Twelve of the 15 people who died were firefighters. Scores of others were injured and more than 500 homes were damaged in the blast, which was so powerful it registered as a magnitude 2.1 earthquake. Damage estimates have been pegged at $100 million.
Elder said a reward of up to $50,000 was being offered for information leading to the person or persons responsible for starting the blaze, adding that no arrests have been made.
“We have never stopped investigating this fire,” he said. “It is our highest priority to see that the victims of this tragedy are provided an accurate explanation of what happened that day.”
If a suspect is found, that person could face state capital murder charges in Texas, which can bring the death penalty. The investigation is a joint state and federal effort.

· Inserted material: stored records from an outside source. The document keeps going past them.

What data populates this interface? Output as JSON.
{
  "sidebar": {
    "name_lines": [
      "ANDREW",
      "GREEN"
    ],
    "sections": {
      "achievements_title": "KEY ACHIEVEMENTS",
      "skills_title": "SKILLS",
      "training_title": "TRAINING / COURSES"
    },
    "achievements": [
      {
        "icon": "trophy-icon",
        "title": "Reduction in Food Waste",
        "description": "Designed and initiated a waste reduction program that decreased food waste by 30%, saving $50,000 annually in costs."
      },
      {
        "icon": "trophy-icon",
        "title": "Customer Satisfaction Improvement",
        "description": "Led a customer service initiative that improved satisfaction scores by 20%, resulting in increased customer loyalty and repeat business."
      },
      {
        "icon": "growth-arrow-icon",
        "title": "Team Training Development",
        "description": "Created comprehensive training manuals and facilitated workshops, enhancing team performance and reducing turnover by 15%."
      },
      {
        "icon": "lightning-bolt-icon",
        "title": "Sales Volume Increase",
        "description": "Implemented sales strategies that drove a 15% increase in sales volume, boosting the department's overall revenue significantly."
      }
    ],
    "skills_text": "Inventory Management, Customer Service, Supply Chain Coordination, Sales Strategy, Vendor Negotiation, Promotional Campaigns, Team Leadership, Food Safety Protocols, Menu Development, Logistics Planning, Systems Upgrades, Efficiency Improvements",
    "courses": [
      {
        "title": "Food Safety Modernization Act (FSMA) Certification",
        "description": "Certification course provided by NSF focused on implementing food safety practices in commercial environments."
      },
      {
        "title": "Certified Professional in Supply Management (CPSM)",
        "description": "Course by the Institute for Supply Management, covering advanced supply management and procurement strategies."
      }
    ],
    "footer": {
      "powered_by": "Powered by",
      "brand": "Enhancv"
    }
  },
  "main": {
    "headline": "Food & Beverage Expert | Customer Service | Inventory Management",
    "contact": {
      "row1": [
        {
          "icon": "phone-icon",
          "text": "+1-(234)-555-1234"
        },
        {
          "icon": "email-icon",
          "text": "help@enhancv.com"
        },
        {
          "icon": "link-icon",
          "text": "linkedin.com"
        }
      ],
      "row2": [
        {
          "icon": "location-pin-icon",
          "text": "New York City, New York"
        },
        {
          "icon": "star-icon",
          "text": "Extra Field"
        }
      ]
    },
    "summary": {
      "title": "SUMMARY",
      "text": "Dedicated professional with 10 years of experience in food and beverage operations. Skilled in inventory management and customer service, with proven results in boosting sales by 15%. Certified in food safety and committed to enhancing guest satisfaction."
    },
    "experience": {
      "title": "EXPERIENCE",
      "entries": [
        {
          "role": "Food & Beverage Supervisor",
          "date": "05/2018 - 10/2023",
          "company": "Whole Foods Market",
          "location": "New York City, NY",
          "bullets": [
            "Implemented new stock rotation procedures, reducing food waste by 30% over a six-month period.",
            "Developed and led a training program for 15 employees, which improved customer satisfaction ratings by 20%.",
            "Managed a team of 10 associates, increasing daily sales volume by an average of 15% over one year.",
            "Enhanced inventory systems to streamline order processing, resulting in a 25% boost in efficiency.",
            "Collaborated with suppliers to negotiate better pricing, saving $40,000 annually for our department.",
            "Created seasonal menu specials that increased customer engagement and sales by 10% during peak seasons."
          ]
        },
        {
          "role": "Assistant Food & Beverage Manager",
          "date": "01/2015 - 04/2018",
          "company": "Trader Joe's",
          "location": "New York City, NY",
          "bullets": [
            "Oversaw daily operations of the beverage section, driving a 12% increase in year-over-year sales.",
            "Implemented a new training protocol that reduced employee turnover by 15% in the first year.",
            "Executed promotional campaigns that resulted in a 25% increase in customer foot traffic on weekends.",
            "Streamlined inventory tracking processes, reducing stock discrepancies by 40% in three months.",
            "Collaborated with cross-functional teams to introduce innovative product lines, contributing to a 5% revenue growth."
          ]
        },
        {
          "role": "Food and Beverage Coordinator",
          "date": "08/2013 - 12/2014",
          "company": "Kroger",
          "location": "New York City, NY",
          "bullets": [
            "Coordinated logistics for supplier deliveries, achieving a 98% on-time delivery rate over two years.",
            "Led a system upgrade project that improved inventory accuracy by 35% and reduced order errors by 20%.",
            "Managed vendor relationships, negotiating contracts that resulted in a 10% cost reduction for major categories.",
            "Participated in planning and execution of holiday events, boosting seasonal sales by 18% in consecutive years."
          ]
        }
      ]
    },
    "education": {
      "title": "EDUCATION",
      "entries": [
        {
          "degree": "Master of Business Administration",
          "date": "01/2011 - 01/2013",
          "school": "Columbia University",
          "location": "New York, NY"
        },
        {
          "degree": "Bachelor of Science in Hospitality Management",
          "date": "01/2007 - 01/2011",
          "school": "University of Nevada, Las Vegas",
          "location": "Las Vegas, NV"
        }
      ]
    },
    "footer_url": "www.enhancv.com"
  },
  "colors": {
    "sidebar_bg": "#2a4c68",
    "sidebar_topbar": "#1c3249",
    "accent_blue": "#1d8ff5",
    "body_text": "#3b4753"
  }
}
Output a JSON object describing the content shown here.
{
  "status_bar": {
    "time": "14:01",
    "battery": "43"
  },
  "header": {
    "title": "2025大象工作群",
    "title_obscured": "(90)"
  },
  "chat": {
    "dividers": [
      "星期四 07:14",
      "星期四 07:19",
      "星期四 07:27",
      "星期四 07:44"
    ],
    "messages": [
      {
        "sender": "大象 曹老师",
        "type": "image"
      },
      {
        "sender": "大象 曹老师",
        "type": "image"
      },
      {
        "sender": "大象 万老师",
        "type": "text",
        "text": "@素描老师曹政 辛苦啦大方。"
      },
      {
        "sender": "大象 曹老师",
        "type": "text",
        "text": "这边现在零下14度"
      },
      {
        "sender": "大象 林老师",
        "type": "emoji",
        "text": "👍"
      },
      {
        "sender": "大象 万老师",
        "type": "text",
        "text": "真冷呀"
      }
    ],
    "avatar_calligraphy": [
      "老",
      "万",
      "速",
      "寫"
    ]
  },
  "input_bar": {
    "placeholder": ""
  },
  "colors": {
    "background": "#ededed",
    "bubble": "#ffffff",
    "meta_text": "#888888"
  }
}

The Texas attorney general’s office said it can assist in finding and prosecuting suspects.
“Our office stands ready and willing to assist local prosecutors in pursuing the potential criminal acts behind this catastrophe that claimed the lives of 15 Texans,” David Maxwell, the office’s director of law enforcement, said in a statement.
The explosion damaged an area measuring roughly the size of 37 city blocks, Elder said, and left a crater 93 feet (28 meters) wide by 12 feet (3.7 meters) deep.
More than 400 interviews have been conducted and more than $2 million spent on the ongoing probe, Elder said. The costs included rebuilding to exact specifications parts of the plant to determine what happened.
The fire was reported on the evening of April 17, 2013, and a large explosion ripped through the plant some 22 minutes later, Elder said.
The source of the explosion was ammonium nitrate stored in a wooden container at the plant, investigators have said.
The ammonium nitrate detonated with the force of approximately 15,000 pounds to 20,000 pounds (6,800 kg to 9,100 kg) of TNT, according to federal officials.
The 12 firefighters who died were unprepared for the ferocity of the fire, which was “significantly beyond the extinguishment stage” and should have focused on evacuating the area rather than putting out the blaze, a 2014 report from the Texas State Fire Marshal’s Office said.
The blast obliterated an entire neighborhood - including the high school and a nursing home - on the north side of the town, where the plant had been operating for more than 50 years.
The U.S. Chemical Safety Board said in a report this year the explosion likely happened because the owner of the facility kept combustible material near a 30-ton pile of ammonium nitrate, a fertilizer also used to make explosives.
The federal investigators also faulted community planning that allowed the town to grow up around the facility, exacerbating the damage.
A Reuters investigation conducted after the explosion found that hundreds of schools, 20 hospitals and 13 churches, as well as hundreds of thousands of households, were located near ammonium nitrate storage sites across the United States.
At least seven lawsuits had been filed against Adair Grain Inc, which owned the facility. Plaintiffs claimed negligence by the plant employees and sought millions of dollars in claims.
A partial settlement that included the families of the three killed in the explosion who were not firefighters was reached in October but the details were not released.